Regardless of the GB version, the members of the current LOGFONT variable are set and read using the same set of commands. In GB16 they are applied to the one global variable, but in GB32 they still set and read the LOGFONT members from the current active Form (Me).

GB-Command Description
FONT member value sets a value to a member
RFONT member variable reads a member value into a variable
variable$ = _Font$ copies all logfont-members into a string
_Font$ = variable$ sets all logfont-members from a string
Dlg Font sets all logfont members from a users font selection
Font To hfnt Creates a logical font from logfont
FreeFont hfnt Deletes a logical font
GetFont hfnt Obtains loglont values from a logical font
SetFont hfnt Selects the logical font into the window's DC

After filling the LOGFONT members (using Font name, _Font$, or Dlg Font) the Font To hfnt invokes the GDI function CreateFontIndirect() which returns a Windows handle to the font created. This functions allocates memory whose memory handle is returned in the hfnt variable (32-bits). This font memory must be released by the application explicitly using FreeFont hfnt.
The GDI fontmapper creates the font that best matches the values in the LOGFONT structure. However, they might be different from what was requested. To obtain the attributes of the GDI created font, the application would use GetFont hfnt. This reloads the LOGFONT values from the actual font handle.

What about SetFont?
In GB32 this commands invokes a series of complex procedures. In GB16 it was as simple as selecting the logical GDI font handle into the current device context. In addition, in GB16 the current device context could be manipulated using SetDC, which is obsolete in the 32-bits version. Of course, eventually, GB32 will select a font handle into a device context like in GB16, but GB32 goes the COM way. As such the GB command SetFont hfnt creates a hidden Font object and performs a Set Me.Font = hiddenFont (from hfnt).
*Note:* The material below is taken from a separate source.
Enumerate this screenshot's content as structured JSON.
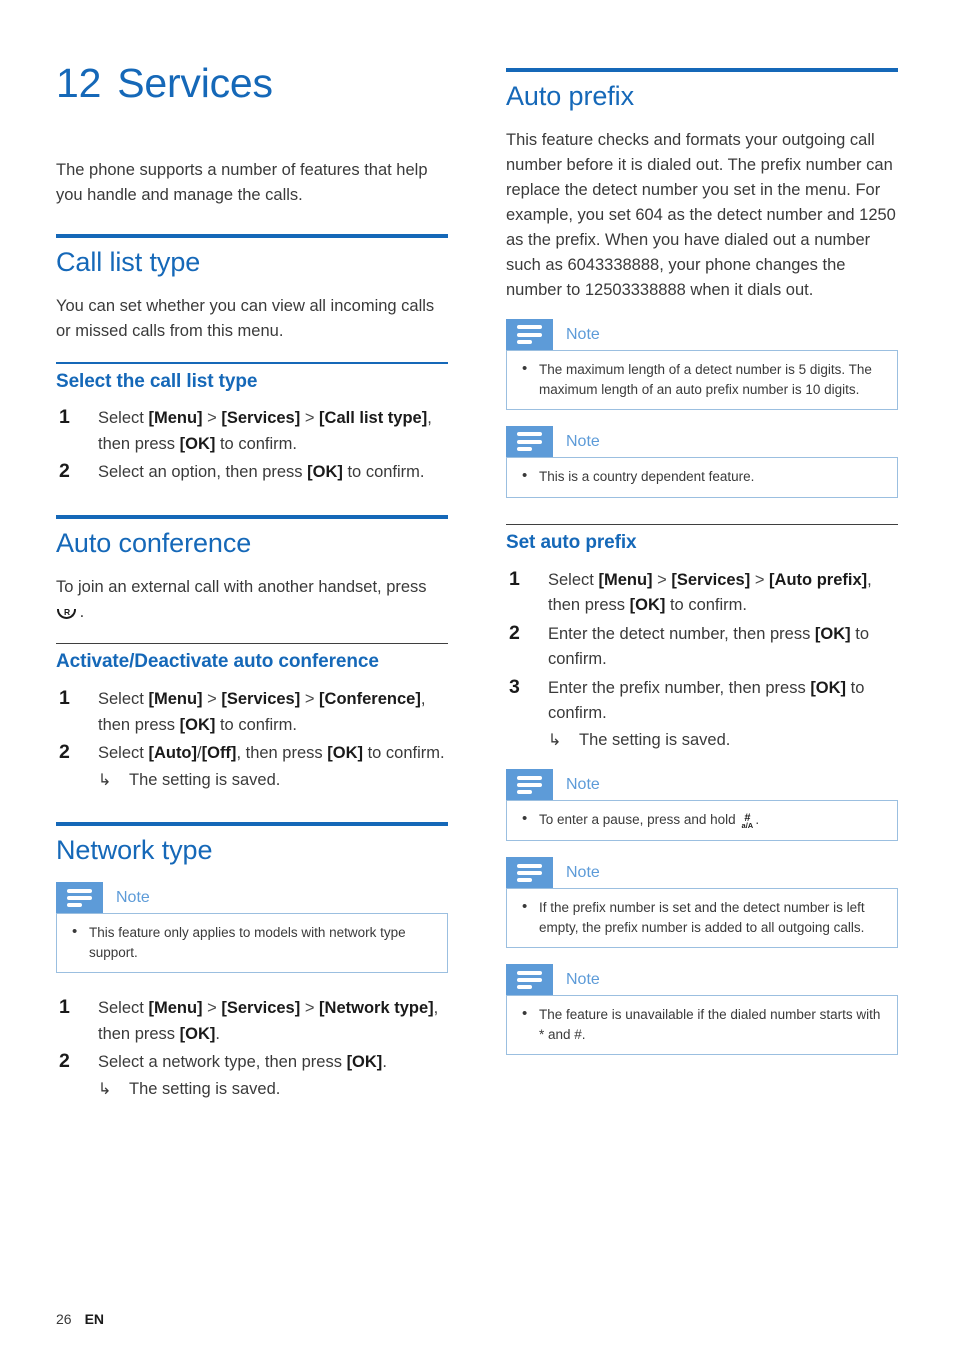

Finally, any font the application created the old way using Font To must(!) be released explicitly when it is no longer in use. Meaning after that some other font has been set. (Either using SetFont or using the Form's property Font.)

13 January 2013

Removal of update Build 1180

Today, 13 January 2013, I temporarly have removed Ocx1180. The runtime OCX Build1180 (from 06-01-2013) because of reported runtime errors. This Build should have fixed memory leaks with Form.Picture and Image.Picture.

Hopefully, the update can be restored soon.